Strikingly, the President incorporated a major concession to his critics -- without giving them credit. Obama and his allies have long stated that 47 million Americans are uninsured. Free-market advocates have argued that once illegal immigrants and young, healthy people who opt not to buy insurance are factored in, that number becomes much lower. Last night, Obama used the number 30 million uninsured Americans, which -- judging by 2007 Census figures -- leaves out illegal immigrants and others.
But even as he repeatedly said he wants to work with his critics, Obama used his speech last night to denounce them. He dismissed the summer's lively debates over health care reform -- which played out in lawmakers' town hall forums across the country -- as the "same partisan spectacle." And he labeled as "wild claims" the concerns that critics of a public option have voiced-that a subsidized government-run program would squeeze out private insurers.
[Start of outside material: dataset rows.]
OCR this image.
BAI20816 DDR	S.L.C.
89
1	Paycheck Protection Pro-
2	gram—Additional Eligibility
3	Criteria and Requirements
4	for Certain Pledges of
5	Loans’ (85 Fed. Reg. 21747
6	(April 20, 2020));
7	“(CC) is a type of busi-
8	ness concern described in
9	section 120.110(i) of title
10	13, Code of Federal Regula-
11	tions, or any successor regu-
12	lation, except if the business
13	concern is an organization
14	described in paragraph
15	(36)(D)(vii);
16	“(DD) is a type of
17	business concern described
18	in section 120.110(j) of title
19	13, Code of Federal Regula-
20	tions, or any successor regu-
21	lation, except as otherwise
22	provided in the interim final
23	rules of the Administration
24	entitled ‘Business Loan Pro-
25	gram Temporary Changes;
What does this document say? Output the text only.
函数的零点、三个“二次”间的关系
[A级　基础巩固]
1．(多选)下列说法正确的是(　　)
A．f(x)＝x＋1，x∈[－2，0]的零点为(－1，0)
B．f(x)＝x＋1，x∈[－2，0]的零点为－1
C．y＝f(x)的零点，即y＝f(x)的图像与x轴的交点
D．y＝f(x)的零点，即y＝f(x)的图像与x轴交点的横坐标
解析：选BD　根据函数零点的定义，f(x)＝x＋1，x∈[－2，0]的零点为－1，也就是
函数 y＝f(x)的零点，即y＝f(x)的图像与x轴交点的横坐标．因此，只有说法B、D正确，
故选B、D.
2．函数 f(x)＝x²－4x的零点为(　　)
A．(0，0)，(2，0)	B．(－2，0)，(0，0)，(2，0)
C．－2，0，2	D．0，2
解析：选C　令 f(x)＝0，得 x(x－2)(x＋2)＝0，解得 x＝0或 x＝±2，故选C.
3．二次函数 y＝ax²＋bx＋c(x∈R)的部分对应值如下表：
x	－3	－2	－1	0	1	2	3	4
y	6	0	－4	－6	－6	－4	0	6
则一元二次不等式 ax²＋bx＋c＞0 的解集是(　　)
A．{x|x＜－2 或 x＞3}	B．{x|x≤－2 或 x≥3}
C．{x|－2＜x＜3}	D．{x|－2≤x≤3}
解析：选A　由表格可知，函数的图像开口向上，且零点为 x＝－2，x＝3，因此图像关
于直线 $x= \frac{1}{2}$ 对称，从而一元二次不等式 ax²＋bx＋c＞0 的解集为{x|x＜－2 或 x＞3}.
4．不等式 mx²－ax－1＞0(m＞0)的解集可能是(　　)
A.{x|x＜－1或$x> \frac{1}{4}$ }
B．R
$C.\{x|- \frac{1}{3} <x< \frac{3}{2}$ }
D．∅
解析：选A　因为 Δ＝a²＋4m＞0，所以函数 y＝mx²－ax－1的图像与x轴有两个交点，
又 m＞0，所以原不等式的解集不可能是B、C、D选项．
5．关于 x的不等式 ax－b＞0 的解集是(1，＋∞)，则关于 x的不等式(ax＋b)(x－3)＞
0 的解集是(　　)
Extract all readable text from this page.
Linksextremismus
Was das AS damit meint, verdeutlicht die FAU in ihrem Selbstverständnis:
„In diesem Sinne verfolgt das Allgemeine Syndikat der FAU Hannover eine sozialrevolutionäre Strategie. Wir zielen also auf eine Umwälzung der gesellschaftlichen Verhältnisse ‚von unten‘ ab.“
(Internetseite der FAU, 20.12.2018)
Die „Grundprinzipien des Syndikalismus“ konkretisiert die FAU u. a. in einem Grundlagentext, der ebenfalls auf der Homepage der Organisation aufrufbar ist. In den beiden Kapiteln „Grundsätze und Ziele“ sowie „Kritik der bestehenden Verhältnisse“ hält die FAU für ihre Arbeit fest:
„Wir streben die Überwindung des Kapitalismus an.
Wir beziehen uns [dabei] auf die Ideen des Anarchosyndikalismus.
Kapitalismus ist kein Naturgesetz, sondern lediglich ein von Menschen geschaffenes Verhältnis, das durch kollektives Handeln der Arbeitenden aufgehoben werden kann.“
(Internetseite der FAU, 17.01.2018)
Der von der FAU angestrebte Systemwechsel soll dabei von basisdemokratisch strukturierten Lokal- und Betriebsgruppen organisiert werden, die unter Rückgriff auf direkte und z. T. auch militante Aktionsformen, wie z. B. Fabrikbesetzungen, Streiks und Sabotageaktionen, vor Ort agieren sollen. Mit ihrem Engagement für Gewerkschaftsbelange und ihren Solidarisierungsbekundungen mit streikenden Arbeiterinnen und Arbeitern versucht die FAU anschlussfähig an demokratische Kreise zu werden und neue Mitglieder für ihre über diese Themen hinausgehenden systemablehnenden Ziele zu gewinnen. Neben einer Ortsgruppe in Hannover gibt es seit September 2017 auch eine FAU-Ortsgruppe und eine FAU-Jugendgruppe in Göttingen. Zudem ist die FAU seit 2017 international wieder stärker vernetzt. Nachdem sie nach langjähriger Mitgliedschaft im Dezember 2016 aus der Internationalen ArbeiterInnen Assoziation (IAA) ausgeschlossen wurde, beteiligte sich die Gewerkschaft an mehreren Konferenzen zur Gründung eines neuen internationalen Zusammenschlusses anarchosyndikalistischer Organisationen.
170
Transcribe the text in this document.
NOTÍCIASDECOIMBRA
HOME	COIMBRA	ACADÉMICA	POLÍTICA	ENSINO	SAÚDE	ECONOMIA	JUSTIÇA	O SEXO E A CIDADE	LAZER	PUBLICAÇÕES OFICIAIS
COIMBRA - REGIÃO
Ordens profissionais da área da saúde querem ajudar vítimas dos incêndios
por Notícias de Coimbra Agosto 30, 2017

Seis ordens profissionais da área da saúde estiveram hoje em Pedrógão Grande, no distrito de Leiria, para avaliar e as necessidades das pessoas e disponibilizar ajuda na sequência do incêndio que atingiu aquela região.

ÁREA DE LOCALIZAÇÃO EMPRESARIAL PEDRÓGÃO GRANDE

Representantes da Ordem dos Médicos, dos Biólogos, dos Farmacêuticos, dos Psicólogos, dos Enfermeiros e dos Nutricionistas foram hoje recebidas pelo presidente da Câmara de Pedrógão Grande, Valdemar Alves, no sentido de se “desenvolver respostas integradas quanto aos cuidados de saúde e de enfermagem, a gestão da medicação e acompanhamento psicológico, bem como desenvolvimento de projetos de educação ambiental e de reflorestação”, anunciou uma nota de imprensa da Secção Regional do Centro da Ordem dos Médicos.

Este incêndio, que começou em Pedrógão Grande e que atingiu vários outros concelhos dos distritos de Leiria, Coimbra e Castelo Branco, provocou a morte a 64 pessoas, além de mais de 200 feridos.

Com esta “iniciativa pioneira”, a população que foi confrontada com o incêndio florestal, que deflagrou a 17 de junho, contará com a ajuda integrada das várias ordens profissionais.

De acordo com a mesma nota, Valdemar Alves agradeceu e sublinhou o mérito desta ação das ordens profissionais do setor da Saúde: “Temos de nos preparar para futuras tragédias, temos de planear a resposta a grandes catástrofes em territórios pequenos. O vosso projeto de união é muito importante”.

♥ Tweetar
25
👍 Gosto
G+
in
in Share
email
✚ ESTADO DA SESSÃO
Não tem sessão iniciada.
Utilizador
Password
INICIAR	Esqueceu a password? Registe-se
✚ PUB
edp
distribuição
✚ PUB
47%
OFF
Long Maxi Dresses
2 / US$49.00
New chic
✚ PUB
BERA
Moreover, the president who repeatedly claims he's above all this political "bickering" offered his own gratuitous partisan jab at Republican policies of the past. "The plan I'm proposing will cost around $900 billion over 10 years -- less than we have spent on the Iraq and Afghanistan wars, and less than the tax cuts for the wealthiest few Americans that Congress passed at the beginning of the previous administration," he declared to a round of robust applause from Democrats in the chamber.
Probably the best person's temperature to take after this alternately accommodating and feisty presidential address was that of Maine Republican Senator Olympia Snowe, who has been ferrying between the White House and Capitol Hill for weeks trying to broker a compromise that moderates of both parties can support. In a statement released after the speech, she expressed disappointment that the president did not take the public option off the table. The idea, she noted, "will not pass the Senate, and this divisive subject is unnecessarily delaying out ability to reach common ground."
"The fact is," she added, "all Senate Republicans as well as some Democrats do not support the public option, which has also been generating concern across the country about a government takeover of health care that distracts from the legitimate necessity of providing more accessible and affordable health care for all Americans."
Snowe has proposed what she calls a "fallback" -- and what others have dubbed a "trigger" -- that would authorize a public plan in certain markets where private insurers fail to provide affordable coverage. Obama did give a nod to that idea, even while extolling the benefits of the public option supported by his liberal allies.
Republicans who hoped President Obama would use last night's address to hit a "reset" button -- dropping the sweeping reforms now traveling through the House for a more narrow approach -- were sorely mistaken. Still, some GOP lawmakers plan to take the President at his word when he said he wants to work with them. "I do think the President did leave open the door for Republicans to bring our ideas forward," House Minority Whip Eric Cantor told ABC this morning.